The power granted by §12(d) (2) to obtain “any information” from an individual, as per §12 of the draft bill is much too broad….
As for powers granted by §12(d)(3), we believe that there is no justification for the law to give police officers or others responsible for enforcement, blanket permission to enter a person’s home. …
The law should state explicitly that police officers and other authorized personnel must use their powers only for a worthy purpose and in a reasonable and proportionate manner. .

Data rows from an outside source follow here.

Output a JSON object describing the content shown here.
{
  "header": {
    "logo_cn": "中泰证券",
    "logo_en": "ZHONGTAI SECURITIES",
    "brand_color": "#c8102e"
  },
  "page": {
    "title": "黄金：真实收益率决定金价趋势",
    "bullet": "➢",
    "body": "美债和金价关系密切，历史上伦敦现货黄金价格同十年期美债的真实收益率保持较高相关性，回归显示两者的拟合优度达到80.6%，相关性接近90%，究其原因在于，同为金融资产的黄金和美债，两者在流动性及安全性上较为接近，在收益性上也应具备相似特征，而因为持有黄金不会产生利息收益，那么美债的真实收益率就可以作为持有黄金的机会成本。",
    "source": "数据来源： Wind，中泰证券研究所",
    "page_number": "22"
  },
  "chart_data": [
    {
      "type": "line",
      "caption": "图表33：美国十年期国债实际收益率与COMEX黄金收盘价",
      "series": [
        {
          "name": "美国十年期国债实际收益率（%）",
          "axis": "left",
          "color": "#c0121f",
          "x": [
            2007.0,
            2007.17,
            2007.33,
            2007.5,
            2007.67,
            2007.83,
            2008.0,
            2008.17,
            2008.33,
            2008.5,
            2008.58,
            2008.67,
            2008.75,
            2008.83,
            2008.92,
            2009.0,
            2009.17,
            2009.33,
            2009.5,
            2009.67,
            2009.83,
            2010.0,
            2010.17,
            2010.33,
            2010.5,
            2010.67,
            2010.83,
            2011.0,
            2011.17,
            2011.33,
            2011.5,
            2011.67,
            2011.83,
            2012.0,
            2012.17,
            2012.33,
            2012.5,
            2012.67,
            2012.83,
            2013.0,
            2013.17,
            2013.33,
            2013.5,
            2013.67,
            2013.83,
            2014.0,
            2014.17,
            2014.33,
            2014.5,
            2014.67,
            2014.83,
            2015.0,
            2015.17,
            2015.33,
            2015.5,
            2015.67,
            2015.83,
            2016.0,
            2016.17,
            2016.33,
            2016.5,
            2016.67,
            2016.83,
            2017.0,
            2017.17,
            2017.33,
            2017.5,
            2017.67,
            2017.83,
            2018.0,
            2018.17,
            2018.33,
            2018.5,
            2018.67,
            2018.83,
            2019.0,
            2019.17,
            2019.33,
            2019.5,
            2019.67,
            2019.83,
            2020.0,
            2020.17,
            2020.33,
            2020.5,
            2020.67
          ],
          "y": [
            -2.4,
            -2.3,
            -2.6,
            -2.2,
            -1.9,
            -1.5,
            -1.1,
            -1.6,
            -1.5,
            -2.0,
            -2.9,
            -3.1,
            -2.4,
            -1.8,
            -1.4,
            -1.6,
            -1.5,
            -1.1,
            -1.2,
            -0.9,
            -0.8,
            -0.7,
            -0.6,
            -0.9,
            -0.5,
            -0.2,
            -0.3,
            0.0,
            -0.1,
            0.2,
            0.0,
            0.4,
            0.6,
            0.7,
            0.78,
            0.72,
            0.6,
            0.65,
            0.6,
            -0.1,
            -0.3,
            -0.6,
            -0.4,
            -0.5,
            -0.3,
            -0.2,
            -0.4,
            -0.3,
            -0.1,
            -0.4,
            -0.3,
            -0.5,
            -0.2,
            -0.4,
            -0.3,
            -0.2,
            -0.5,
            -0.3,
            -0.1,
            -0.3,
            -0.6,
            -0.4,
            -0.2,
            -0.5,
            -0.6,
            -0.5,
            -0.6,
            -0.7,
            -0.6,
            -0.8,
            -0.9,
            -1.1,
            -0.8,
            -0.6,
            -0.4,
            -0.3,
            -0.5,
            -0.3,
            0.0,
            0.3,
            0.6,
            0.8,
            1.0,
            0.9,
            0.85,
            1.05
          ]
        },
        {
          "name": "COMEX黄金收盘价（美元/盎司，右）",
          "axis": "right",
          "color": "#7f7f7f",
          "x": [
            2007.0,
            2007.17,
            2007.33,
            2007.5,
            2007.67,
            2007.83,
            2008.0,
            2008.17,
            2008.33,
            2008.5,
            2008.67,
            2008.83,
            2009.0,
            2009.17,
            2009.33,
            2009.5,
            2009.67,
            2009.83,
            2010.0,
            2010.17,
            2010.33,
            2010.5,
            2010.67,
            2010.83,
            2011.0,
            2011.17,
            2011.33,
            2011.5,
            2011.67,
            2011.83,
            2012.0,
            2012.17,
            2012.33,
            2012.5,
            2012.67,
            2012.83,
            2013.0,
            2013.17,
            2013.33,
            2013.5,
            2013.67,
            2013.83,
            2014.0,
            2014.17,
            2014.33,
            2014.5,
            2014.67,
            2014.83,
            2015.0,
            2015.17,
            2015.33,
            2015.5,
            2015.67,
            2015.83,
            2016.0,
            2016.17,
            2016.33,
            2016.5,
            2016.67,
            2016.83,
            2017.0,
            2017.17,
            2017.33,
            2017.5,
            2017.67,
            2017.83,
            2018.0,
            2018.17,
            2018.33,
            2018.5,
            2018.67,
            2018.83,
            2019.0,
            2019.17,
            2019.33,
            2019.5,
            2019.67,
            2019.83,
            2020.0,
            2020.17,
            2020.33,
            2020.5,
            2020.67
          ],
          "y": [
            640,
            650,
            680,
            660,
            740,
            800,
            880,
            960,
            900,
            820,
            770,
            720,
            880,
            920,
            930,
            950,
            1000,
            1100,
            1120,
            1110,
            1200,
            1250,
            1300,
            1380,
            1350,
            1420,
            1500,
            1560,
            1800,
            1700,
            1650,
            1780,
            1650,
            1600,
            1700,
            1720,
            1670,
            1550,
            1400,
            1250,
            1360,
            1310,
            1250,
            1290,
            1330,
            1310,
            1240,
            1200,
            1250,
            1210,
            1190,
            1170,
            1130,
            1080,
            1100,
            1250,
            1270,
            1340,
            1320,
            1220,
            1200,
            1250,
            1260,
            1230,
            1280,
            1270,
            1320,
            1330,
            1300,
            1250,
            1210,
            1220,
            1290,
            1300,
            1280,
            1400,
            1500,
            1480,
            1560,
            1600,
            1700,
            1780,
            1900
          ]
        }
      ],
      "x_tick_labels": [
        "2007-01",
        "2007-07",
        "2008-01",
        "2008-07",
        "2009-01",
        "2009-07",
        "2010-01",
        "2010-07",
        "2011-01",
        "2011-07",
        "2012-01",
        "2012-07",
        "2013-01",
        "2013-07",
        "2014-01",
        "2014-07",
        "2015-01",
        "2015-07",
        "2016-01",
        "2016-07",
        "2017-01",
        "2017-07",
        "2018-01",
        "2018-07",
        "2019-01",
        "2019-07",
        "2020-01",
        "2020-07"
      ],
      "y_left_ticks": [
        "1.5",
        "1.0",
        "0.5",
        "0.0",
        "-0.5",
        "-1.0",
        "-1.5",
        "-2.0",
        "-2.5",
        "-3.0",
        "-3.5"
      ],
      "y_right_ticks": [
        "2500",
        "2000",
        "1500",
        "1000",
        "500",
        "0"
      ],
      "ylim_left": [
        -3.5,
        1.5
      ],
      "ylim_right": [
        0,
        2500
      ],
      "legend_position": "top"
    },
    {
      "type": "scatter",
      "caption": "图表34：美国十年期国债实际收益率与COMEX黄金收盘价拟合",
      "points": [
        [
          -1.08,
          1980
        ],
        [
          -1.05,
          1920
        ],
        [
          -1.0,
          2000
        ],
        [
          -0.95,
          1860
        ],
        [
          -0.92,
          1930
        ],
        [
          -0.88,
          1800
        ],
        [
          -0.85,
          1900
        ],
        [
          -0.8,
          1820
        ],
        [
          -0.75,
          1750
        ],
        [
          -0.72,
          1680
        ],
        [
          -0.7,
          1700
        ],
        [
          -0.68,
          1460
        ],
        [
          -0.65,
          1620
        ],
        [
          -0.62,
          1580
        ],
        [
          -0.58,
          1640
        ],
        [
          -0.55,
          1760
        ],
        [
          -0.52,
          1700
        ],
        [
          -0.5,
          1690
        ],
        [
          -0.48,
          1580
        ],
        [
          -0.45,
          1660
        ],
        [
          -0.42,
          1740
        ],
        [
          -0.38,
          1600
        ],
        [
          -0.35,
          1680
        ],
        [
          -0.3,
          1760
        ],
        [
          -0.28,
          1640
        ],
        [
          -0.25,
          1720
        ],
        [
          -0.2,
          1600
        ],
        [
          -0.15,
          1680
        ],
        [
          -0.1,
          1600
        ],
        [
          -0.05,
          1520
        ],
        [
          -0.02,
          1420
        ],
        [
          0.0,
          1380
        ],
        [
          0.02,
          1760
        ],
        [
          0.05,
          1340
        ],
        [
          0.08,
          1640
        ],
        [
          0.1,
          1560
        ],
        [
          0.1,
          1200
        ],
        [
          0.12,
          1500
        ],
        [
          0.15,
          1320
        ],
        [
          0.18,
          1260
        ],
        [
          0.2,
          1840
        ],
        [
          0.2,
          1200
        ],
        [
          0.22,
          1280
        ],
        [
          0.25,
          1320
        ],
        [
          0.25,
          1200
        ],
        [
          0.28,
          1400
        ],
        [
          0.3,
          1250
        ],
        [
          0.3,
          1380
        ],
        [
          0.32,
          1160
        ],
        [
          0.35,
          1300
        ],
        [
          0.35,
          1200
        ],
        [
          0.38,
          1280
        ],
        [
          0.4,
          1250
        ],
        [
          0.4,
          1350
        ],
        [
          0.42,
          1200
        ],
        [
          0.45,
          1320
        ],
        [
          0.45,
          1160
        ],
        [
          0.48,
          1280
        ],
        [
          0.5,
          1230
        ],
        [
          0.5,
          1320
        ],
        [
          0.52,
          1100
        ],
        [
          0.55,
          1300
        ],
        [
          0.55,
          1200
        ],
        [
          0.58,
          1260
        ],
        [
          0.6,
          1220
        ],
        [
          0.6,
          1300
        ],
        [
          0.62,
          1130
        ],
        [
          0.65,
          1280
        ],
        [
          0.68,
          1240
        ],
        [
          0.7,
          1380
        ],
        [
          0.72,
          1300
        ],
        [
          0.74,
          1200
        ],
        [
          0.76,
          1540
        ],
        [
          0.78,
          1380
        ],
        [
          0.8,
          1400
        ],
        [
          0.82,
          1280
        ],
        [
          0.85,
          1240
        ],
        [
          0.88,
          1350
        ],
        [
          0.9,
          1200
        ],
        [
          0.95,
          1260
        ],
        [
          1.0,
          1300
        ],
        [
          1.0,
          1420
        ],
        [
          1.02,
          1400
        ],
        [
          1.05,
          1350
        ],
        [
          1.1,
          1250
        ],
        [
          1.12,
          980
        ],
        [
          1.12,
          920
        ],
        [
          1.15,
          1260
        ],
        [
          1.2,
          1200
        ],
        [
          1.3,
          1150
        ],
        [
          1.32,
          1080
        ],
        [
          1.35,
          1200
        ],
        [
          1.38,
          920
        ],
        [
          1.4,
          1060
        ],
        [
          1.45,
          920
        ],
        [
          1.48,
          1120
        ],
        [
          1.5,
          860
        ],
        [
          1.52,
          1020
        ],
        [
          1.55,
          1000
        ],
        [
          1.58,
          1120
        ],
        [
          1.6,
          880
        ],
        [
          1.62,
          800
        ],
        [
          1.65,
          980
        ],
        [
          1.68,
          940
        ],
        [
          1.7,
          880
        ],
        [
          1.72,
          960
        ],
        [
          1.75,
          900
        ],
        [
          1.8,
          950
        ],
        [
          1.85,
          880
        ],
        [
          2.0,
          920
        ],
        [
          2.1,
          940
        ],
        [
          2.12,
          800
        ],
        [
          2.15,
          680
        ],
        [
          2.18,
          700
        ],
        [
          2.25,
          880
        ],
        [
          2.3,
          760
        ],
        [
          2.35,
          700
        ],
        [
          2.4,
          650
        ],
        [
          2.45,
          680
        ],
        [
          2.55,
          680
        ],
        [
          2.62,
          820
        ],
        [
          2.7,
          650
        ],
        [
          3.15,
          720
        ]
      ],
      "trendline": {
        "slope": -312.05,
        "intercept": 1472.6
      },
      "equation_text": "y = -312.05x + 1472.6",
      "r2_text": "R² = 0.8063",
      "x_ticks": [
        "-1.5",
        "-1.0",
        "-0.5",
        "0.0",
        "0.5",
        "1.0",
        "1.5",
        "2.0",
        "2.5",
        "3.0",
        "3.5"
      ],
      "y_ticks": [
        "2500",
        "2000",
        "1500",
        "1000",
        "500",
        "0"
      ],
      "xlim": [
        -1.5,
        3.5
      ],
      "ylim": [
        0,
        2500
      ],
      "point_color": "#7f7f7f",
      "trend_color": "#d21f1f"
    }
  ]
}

As for the use of force pursuant to §12(e) (3), it should be stated explicitly that force will not be used in a way that could endanger a person’s life, limb, or health.
With regard to §12(g) (6), we believe that the authorization “to instruct an individual to perform another action”, which is not pre-defined, is unreasonable and contradicts a constitutional principle, in that it is totally vague and general.
Incorporation of the restrictions on the state of emergency regulations
The law should state clearly that the restrictions that apply to emergency regulations under §§39(d) and 39(e) of the Basic Law: The Government will apply to regulations enacted pursuant to this law as well. …
The draft bill aims at a worthy end: the replacement of the regime of emergency regulations based on the very broad authorization granted by the Basic Law: The Government, with a definition of powers in primary legislation. As we see it, however, neither the proposed model nor the details of enforcement powers, achieve its purpose. As it stands, the draft bill leaves the Government with discretionary powers that are too broad, and grants the Knesset with minimal—if any—oversight. This must be remedied and rectified.